Voltou a moda o assunto desglobalização, mas essa possibilidade é bem distante. É bem mais provável uma reorganização dos fluxos comerciais, criando novos personagens geopolíticos relevantes.
O comércio global sofreu grandes golpes em 2022. Os fluxos de commodities da Rússia para a Europa encolheram. Os bloqueios na China continuaram a interromper as cadeias de suprimentos. O governo Biden lançou enormes subsídios para a fabricação de semicondutores e baterias de veículos elétricos nos Estados Unidos – setor agora dominado pela Ásia. Após problemas em Zhengzhou, na China, a Apple acelerou os planos para diversificar a fabricação do iPhone fora do país.
O ex-presidente Donald Trump desencadeou uma onda anterior de conversas sobre a desglobalização em 2018 com tarifas sobre produtos chineses. Até agora, eles tiveram o efeito de aumentar as importações dos EUA de países do Sudeste Asiático, como Vietnã, Indonésia e Tailândia, às custas da China, em vez de reduzir as importações em geral.
Da mesma forma, a guerra na Ucrânia redesenhou o mapa energético global – redirecionando as exportações russas de energia para a China e a Índia e as importações europeias dos EUA e do Oriente Médio – sem aumentar a autossuficiência da Europa.

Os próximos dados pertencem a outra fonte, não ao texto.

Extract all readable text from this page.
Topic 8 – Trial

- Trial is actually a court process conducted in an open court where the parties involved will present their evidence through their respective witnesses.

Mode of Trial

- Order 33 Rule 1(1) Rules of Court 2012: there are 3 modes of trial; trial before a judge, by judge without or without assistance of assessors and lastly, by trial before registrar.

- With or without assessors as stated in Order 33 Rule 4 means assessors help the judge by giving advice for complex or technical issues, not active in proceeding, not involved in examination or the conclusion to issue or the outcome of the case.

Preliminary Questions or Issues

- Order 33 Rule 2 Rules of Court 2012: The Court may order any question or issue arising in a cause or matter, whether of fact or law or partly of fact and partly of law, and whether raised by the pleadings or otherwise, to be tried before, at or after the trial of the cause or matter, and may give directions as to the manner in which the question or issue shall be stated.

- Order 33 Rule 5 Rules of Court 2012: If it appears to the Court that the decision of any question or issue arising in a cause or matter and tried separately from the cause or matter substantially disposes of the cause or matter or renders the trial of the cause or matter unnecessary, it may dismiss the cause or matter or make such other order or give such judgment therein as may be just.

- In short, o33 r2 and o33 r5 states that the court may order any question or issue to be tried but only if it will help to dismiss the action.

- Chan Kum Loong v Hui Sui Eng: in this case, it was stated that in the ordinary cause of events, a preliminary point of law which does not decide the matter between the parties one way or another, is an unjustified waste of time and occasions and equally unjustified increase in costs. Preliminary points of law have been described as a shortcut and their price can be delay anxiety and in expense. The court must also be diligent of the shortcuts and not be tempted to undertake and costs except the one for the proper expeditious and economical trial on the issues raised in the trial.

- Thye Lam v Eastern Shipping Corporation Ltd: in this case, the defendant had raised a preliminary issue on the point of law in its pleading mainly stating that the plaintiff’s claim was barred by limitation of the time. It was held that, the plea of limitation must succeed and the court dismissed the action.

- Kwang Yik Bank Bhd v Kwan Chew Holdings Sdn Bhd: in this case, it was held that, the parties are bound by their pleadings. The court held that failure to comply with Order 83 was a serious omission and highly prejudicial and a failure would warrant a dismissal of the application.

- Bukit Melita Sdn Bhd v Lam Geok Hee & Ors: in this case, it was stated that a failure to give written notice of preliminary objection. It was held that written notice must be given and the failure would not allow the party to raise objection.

O continente quer mudar a situação construindo energias renováveis, mas esse é um plano de longo prazo que, ironicamente, provavelmente aumentará as importações de commodities não energéticas, como o cobre. Notavelmente, os projetos de parques eólicos são atualmente retidos por cadeias de suprimentos globais emaranhadas, bem como por gargalos locais de licenciamento.
Faz sentido que a globalização não possa retornar ao que era antes com facilidade. O retorno da inflação desde a pandemia serviu como um lembrete de que os consumidores não aceitam facilmente o custo de maiores atritos comerciais. Os subsídios podem fazer a diferença em alguns setores politicamente sensíveis, como microchips e baterias. Mas mesmo lá, novas rotas comerciais serão abertas ou as existentes aumentarão para substituir as ameaçadas. Por exemplo, novas fábricas de baterias nos EUA precisarão de grandes quantidades de insumos de centros de mineração como Austrália, Chile e Canadá.
Outro grande vencedor na guerra comercial EUA-China pode ser o México. Tem salários mais baixos do que a China, um setor manufatureiro estabelecido ancorado na indústria automotiva e a posição geográfica perfeita para atender o mercado norte-americano – principalmente desde o surgimento da videoconferência, que aumentou a importância de estar no mesmo fuso horário.
Analistas do Bank of America já veem algumas evidências de que isso está acontecendo, com as importações americanas de produtos manufaturados mexicanos cerca de 60% maiores do que antes da pandemia em outubro. Curiosamente, o México ganhou participação nas importações dos EUA em alguns setores industriais de baixa tecnologia, como plásticos e têxteis, enquanto a China perdeu participação.
O problema é que os países que procuram substituir a China no abastecimento dos EUA podem precisar investir muito. A ascensão da China não foi toda sobre mão de obra barata. Bob Koopman, professor sênior da American University e ex-economista-chefe da Organização Mundial do Comércio, aponta que a infraestrutura moderna foi um grande fator para incentivar empresas globais a usar o país como um centro de manufatura.
A política local também desempenhará um papel importante. O novo governo de esquerda do Chile propôs neste verão um aumento dramático nos royalties da mineração antes de estabelecer em outubro um plano mais favorável ao investimento. A disputa do México com os EUA e o Canadá sobre sua política energética, que as empresas ao norte da fronteira acreditam que as coloca em desvantagem, destaca o risco de não capitalizar a oportunidade atual de “nearshoring”.
Mesmo os países mais bem posicionados para aproveitar as mudanças potencialmente sísmicas de hoje no comércio global precisarão trabalhar nisso.